Which one am I going to hit? I’m not saying I’m going to get what I want right at this moment, but my life experience has shown me
that if I keep hitting the positive button no matter what, all kinds of cool things will happen. Like eventually I’ll write a book.

This is not how Paul thinks. Paul thinks life is a book that is already written, and he’s really afraid that the last page says,
Hah! I told you you were fucked! Sucker…
There’s absolutely nothing I can say to change his mind. And I really want to change his mind. Because if he doesn’t get a job (and soon), I worry about what’s going to happen to us.

 

PAUL’S SHOWING DEFINITE SIGNS
of mental problems. First off, he doesn’t leave the house. Not really. I mean, he walks across the street to get a double Americano at the little coffee place every day. And he occasionally goes with me to the movies or we go to dinner at one or two places that he favors—one of them in East L.A., miles from any Hollywood types. But unless he’s getting on a plane, he can usually be found sitting behind his desk. All. Day. Long. When I leave for work (that is,
when
I work—I’m down to only two days a week), he is sitting there. And when I return, he is sitting there. Looking at his computer. I try not to say too much about it, afraid to push him over the edge.

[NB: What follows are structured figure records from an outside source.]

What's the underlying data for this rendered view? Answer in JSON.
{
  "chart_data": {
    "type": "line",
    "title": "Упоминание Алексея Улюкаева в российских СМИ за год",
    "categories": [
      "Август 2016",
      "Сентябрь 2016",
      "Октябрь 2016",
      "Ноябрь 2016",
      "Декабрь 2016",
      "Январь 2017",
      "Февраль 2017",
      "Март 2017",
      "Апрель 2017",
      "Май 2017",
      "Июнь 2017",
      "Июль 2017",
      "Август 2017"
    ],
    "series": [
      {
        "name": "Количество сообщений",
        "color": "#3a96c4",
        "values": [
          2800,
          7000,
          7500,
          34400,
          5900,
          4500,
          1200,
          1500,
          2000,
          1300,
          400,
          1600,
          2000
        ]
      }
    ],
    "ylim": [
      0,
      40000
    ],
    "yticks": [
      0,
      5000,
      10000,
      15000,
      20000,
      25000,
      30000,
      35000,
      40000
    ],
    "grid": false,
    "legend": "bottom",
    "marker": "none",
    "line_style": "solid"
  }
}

“How was your day?” I ask, like he had a “day” in the way the word is commonly used.

“Fine,” he says. At least he
tries
to make it sound like he was productive. “I got some work done on the script.” He means for his animated movie.

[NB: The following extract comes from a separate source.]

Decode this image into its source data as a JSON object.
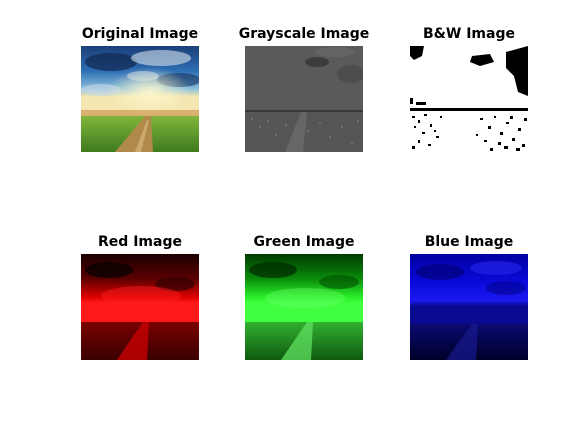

“Oh, yeah? How’s it coming?” I try to sound interested. It’s painful to go through the motions like this, but what other choice do I have? I can’t let loose with a bunch of my fear and say what I really think—
When is something going to happen? You’re going crazy! You need therapy! We can’t go on like this!
It would be counterproductive. I used to think being married to a tortured, mentally ill artist seemed romantic, like in that French movie
Betty Blue
or something. Not
anymore. (It took a couple of decades, but my twenties are finally over.)

It’s beginning to dawn on me that Paul’s agoraphobic. “I’m a hermit,” he says. But that’s just a nice way of putting it. I used to wonder exactly how people executed agoraphobia. Did they literally never leave the house?

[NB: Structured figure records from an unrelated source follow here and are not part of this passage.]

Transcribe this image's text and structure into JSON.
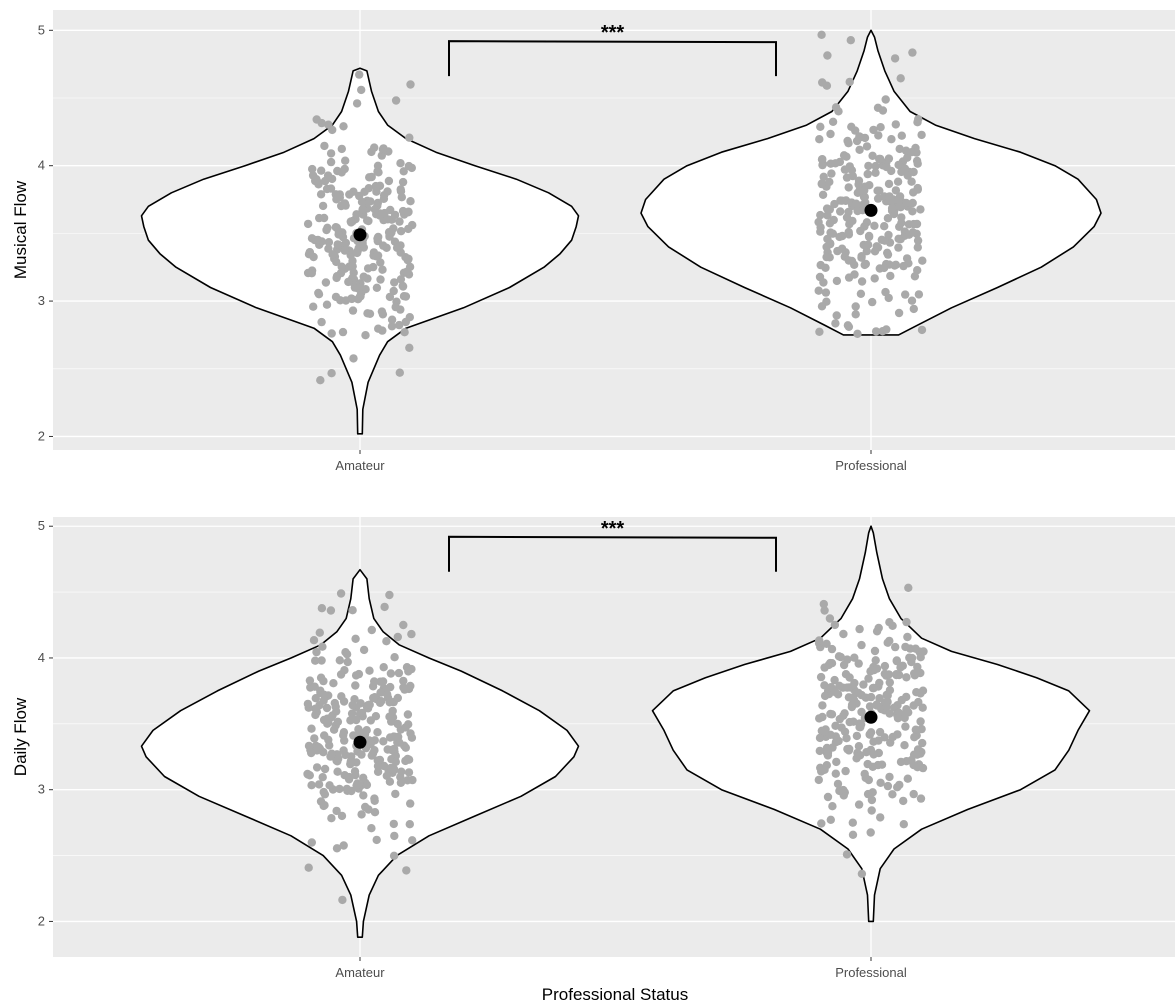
{
  "colors": {
    "panel_bg": "#ebebeb",
    "grid_major": "#ffffff",
    "violin_fill": "#ffffff",
    "violin_stroke": "#000000",
    "jitter_point": "#a9a9a9",
    "mean_point": "#000000"
  },
  "x_axis_title": "Professional Status",
  "chart_data": [
    {
      "type": "violin",
      "ylabel": "Musical Flow",
      "categories": [
        "Amateur",
        "Professional"
      ],
      "ylim": [
        1.9,
        5.15
      ],
      "yticks": [
        2,
        3,
        4,
        5
      ],
      "grid": true,
      "means": [
        3.49,
        3.67
      ],
      "significance": {
        "label": "***",
        "between": [
          "Amateur",
          "Professional"
        ],
        "y_level": 4.92
      },
      "violins": [
        {
          "category": "Amateur",
          "min": 2.02,
          "max": 4.72,
          "profile": [
            [
              2.02,
              0.01
            ],
            [
              2.2,
              0.012
            ],
            [
              2.4,
              0.035
            ],
            [
              2.6,
              0.085
            ],
            [
              2.7,
              0.12
            ],
            [
              2.8,
              0.2
            ],
            [
              2.95,
              0.45
            ],
            [
              3.1,
              0.65
            ],
            [
              3.25,
              0.8
            ],
            [
              3.35,
              0.87
            ],
            [
              3.45,
              0.92
            ],
            [
              3.55,
              0.94
            ],
            [
              3.63,
              0.95
            ],
            [
              3.7,
              0.92
            ],
            [
              3.8,
              0.82
            ],
            [
              3.9,
              0.68
            ],
            [
              4.0,
              0.5
            ],
            [
              4.1,
              0.33
            ],
            [
              4.2,
              0.2
            ],
            [
              4.3,
              0.12
            ],
            [
              4.4,
              0.08
            ],
            [
              4.55,
              0.05
            ],
            [
              4.7,
              0.03
            ],
            [
              4.72,
              0.0
            ]
          ]
        },
        {
          "category": "Professional",
          "min": 2.75,
          "max": 5.0,
          "profile": [
            [
              2.75,
              0.12
            ],
            [
              2.82,
              0.2
            ],
            [
              2.95,
              0.35
            ],
            [
              3.1,
              0.55
            ],
            [
              3.25,
              0.74
            ],
            [
              3.4,
              0.88
            ],
            [
              3.55,
              0.97
            ],
            [
              3.65,
              1.0
            ],
            [
              3.75,
              0.98
            ],
            [
              3.9,
              0.9
            ],
            [
              4.0,
              0.8
            ],
            [
              4.1,
              0.65
            ],
            [
              4.2,
              0.45
            ],
            [
              4.3,
              0.28
            ],
            [
              4.4,
              0.17
            ],
            [
              4.55,
              0.1
            ],
            [
              4.7,
              0.06
            ],
            [
              4.85,
              0.03
            ],
            [
              4.95,
              0.015
            ],
            [
              5.0,
              0.0
            ]
          ]
        }
      ]
    },
    {
      "type": "violin",
      "ylabel": "Daily Flow",
      "categories": [
        "Amateur",
        "Professional"
      ],
      "ylim": [
        1.73,
        5.07
      ],
      "yticks": [
        2,
        3,
        4,
        5
      ],
      "grid": true,
      "means": [
        3.36,
        3.55
      ],
      "significance": {
        "label": "***",
        "between": [
          "Amateur",
          "Professional"
        ],
        "y_level": 4.92
      },
      "violins": [
        {
          "category": "Amateur",
          "min": 1.88,
          "max": 4.67,
          "profile": [
            [
              1.88,
              0.01
            ],
            [
              2.0,
              0.015
            ],
            [
              2.2,
              0.04
            ],
            [
              2.35,
              0.08
            ],
            [
              2.5,
              0.16
            ],
            [
              2.65,
              0.3
            ],
            [
              2.8,
              0.5
            ],
            [
              2.95,
              0.7
            ],
            [
              3.1,
              0.85
            ],
            [
              3.25,
              0.93
            ],
            [
              3.33,
              0.95
            ],
            [
              3.45,
              0.9
            ],
            [
              3.6,
              0.78
            ],
            [
              3.75,
              0.62
            ],
            [
              3.9,
              0.44
            ],
            [
              4.0,
              0.3
            ],
            [
              4.1,
              0.17
            ],
            [
              4.2,
              0.1
            ],
            [
              4.3,
              0.06
            ],
            [
              4.45,
              0.04
            ],
            [
              4.6,
              0.03
            ],
            [
              4.67,
              0.0
            ]
          ]
        },
        {
          "category": "Professional",
          "min": 2.0,
          "max": 5.0,
          "profile": [
            [
              2.0,
              0.01
            ],
            [
              2.2,
              0.015
            ],
            [
              2.4,
              0.04
            ],
            [
              2.55,
              0.1
            ],
            [
              2.7,
              0.22
            ],
            [
              2.85,
              0.42
            ],
            [
              3.0,
              0.65
            ],
            [
              3.15,
              0.8
            ],
            [
              3.3,
              0.86
            ],
            [
              3.45,
              0.9
            ],
            [
              3.6,
              0.95
            ],
            [
              3.75,
              0.86
            ],
            [
              3.85,
              0.72
            ],
            [
              3.95,
              0.55
            ],
            [
              4.05,
              0.35
            ],
            [
              4.15,
              0.22
            ],
            [
              4.3,
              0.13
            ],
            [
              4.45,
              0.08
            ],
            [
              4.6,
              0.05
            ],
            [
              4.8,
              0.025
            ],
            [
              4.95,
              0.01
            ],
            [
              5.0,
              0.0
            ]
          ]
        }
      ]
    }
  ]
}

Now I know—they just don’t leave the house
unless they absolutely have to
. Which, on a day-to-day basis, appears simply as a “preference” to “hang out” at home. Do they not talk to anyone? No, they just arrange their lives so that they’re usually only talking to someone they already know. Well.

Sam is a little young to do the math on why Paul has been home so much but I’m aware that he’s probably picking up at least some of the tension around here. It helps that he lives at Dan’s half the week, but still, things need to change.

Finally, six months into the marriage, six months without a job for him, and six months without ever being at home alone for me, we get some relief. Paul is going to direct another music video for the British Pop Star. This is good for two reasons. One, it’ll help him rediscover his ability to manifest work. And two, it’s going to be in India.

“You
have
to take me,” I say when he tells me they’re paying his hotel and airfare. This doesn’t sound nearly as much like a polite request as I wanted it to. “I’ll pay for my ticket. And stow away in your room.”